Expert opinions, LAW

Cryptoassets bill’s pros and cons

Dmitry Zhurbin – senior legal advisor, Infralex law firm

The State Duma of the Russian Federation (lower house of the parliament) has passed in the first reading draft federal law On Digital Financial Assets submitted by the Ministry of Finance. It thus made a first step towards amassing regulations on cryptocurrencies circulation.

It is worth reviewing the subject of the bill and the possible consequences of its enactment. It should be noted that in many instances the wordings of the laws approved in the first reading have very little in common with the ultimate versions signed by the Russian Federation president into laws at the final stage of a legislative process.

Cryptocurrencies circulation and ICOs legalization should undoubtedly be seen as the draft law’s key achievements. In case the bill is passed, an ICO under the Russian law will turn from a myth into reality. Besides, the bill specifies definitions of major terms which is of prime importance for a proper law administration.

Once the draft law is approved, cryptocurrencies and tokens – jointly defined as digital financial assets – will formally become properties. In practical terms that means such assets can be subjects of civil transactions, can be inherited, contributed to corporate capitals, pledged, seized by a court ruling, etc. It should be remembered the norms of tax laws will from then on be fully applied to digital financial assets.

The bill regulates two types of relationships: (1) issue of tokens (ICOs), and (2) cryptocurrencies circulation.

Issue of tokens must be arranged in two stages: (1) publication by tokens issuer of an investment memorandum (analogous to white paper) and an offer, and (2) making agreements intended to alienate tokens and arrange payments for them by purchasers.

Under the proposed bill, when issuing tokens, an issuer must take into consideration that:

  • One type of tokens can only be issued by one issuer;
  • An issuer must disclose the entire ownership structure and the ultimate beneficiary;
  • An issuer is responsible for completeness and reliability of the entire information contained in the investment memorandum;
  • Individuals who are not qualified investors are not entitled to acquire tokens in quantities exceeding limits set by Russia’s Central Bank;
  • An issuer is only entitled to offer its tokens to prospect purchasers or advertise their purchasing after the respective offer has been published;
  • To buy tokens, a purchaser must have a digital wallet which is only possible after an identification procedure is completed.

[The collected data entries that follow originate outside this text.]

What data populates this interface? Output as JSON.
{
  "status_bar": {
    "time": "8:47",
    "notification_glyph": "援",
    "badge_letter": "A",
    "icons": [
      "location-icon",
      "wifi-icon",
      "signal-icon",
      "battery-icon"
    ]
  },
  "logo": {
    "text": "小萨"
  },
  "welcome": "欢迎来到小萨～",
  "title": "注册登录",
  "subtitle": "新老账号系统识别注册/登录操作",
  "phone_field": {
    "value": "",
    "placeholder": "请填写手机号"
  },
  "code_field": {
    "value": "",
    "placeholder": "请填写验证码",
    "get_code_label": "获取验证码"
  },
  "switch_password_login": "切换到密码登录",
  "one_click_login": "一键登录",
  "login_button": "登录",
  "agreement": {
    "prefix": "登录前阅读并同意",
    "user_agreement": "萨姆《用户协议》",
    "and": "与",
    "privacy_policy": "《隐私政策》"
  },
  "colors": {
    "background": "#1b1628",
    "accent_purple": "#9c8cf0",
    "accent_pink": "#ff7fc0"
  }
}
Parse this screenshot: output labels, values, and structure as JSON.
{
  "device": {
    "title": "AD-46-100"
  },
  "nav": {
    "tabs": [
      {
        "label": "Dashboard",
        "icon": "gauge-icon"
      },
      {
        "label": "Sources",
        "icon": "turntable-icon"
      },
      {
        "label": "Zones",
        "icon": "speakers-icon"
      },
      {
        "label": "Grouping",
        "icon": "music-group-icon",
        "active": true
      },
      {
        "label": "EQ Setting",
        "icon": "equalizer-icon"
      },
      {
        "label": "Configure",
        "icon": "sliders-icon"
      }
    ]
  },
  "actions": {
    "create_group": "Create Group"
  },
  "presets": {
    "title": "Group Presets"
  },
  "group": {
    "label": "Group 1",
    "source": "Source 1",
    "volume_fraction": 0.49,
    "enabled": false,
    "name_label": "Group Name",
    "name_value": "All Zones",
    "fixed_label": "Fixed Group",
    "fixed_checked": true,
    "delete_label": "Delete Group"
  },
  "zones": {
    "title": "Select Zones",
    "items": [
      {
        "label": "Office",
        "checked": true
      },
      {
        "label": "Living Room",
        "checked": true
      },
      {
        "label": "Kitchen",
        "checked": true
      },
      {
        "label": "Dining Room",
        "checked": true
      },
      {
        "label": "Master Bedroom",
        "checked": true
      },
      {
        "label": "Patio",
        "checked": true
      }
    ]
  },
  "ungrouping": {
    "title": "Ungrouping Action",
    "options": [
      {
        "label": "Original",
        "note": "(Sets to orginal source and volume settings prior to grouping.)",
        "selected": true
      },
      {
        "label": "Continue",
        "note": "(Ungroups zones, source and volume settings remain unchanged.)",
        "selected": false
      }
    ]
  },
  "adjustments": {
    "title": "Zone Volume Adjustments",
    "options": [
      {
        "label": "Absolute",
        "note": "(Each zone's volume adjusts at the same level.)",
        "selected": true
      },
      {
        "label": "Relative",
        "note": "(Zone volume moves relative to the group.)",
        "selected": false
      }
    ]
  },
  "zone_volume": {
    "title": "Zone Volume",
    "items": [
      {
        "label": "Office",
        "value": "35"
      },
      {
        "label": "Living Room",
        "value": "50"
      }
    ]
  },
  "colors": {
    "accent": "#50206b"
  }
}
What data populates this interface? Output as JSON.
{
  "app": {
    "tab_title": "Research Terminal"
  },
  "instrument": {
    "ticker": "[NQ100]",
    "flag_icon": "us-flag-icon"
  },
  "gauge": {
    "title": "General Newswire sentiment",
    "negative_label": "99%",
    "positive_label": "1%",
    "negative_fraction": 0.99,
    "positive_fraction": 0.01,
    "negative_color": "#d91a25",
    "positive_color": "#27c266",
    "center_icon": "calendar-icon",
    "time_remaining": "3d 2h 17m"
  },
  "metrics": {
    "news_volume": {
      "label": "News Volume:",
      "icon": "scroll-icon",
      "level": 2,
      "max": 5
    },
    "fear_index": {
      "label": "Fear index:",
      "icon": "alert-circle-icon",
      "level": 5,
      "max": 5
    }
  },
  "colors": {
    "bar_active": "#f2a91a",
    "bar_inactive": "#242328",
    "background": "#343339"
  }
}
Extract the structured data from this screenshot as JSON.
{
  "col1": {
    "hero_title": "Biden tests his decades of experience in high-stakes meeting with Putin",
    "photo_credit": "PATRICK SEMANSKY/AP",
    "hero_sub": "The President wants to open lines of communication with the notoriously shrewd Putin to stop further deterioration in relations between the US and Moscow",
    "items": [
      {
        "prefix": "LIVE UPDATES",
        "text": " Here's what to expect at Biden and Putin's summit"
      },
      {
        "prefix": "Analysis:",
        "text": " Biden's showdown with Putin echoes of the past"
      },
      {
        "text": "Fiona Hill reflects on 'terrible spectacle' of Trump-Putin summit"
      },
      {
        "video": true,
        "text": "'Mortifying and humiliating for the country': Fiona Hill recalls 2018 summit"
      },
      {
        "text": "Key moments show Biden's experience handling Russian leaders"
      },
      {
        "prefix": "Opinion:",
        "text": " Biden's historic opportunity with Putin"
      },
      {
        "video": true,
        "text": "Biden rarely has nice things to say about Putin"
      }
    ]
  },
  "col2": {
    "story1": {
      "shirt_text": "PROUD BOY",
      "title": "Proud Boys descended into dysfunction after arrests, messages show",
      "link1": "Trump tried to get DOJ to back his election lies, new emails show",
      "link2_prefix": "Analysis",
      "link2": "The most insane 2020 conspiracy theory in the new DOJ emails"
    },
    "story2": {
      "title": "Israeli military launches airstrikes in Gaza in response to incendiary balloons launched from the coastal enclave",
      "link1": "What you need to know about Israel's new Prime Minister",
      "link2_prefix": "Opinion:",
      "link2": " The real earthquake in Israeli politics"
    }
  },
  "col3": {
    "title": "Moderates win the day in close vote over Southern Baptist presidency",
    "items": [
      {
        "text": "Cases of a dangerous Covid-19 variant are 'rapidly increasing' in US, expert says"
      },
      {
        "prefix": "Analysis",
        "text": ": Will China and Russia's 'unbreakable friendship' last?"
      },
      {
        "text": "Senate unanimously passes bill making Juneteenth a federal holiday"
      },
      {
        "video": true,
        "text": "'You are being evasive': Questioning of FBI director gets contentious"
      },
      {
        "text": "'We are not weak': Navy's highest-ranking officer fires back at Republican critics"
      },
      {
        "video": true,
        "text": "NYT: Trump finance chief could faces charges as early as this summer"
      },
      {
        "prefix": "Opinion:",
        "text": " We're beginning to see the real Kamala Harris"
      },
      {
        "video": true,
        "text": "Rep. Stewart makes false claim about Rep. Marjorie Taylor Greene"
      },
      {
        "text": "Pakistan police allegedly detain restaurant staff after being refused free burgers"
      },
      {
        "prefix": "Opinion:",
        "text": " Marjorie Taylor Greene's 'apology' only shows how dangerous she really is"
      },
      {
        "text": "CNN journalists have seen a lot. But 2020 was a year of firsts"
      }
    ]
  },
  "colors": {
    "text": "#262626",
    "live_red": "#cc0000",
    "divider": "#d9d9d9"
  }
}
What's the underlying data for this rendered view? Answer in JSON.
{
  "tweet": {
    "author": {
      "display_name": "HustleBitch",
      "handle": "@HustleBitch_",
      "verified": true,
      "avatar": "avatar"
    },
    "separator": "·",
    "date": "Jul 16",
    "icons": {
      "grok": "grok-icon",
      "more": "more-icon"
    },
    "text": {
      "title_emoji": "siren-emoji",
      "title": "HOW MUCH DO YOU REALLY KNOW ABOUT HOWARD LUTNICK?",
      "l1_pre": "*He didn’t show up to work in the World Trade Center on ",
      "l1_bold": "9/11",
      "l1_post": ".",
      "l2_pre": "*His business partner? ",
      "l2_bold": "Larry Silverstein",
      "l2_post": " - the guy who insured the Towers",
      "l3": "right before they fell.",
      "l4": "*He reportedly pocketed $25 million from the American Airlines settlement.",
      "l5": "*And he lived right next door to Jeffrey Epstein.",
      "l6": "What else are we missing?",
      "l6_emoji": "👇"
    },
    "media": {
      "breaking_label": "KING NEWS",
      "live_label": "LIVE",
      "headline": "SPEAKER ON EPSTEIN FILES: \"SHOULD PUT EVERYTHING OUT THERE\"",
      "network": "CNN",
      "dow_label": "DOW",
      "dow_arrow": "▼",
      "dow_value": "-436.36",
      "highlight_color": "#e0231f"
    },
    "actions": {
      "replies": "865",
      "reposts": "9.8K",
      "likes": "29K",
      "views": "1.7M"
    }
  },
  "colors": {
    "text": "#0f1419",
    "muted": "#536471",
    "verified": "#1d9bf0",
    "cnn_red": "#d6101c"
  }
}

Such an identification can only take place if an investor is present personally, not remotely. That will inevitably cause hardships for foreign investors.

As for the cryptocurrencies circulation, the bill provides for a possibility of exchanging tokens for fiat money through an operator holding a special status (analogous to an exchange) only. An exchange is only possible if there is a digital wallet (meaning an identification procedure). It should be specifically noted that the draft law does not equate cryptocurrencies to fiat money and does not award cryptocurrencies a status of a lawful means of payment. Yet one could hardly have any doubts in that respect since no single state would act in a way to stimulate a competitor to its national currency.

Concurrently, the State Duma also reviews a draft law on amending Russia’s Civil Code aiming to recognize digital rights as a new object of civil laws. The amendments proposed for acceptance should make the basis for cryptocurrencies legal regulation. Finance Ministry’s draft law should in turn regulate specific (individual) aspects of ICOs and cryptocurrencies’ circulation. At the moment, the two draft laws are not aligned, contain some overlapping provision and employ differing terms. The two bills can not evidently exist in the present state. Parliamentarians assure though that by the second reading the bills will be brought into compliance.

To summarize, it should be noted that when passing legal regulation of new social relationships, legislators must make sure their rules do not kill a new social institution by setting such frameworks in which the institution can not efficiently develop. They must instead create such a legal terrain which will stimulate industry’s development. We will soon learn if Russian legislators have successfully sorted that out with cryptocurrencies.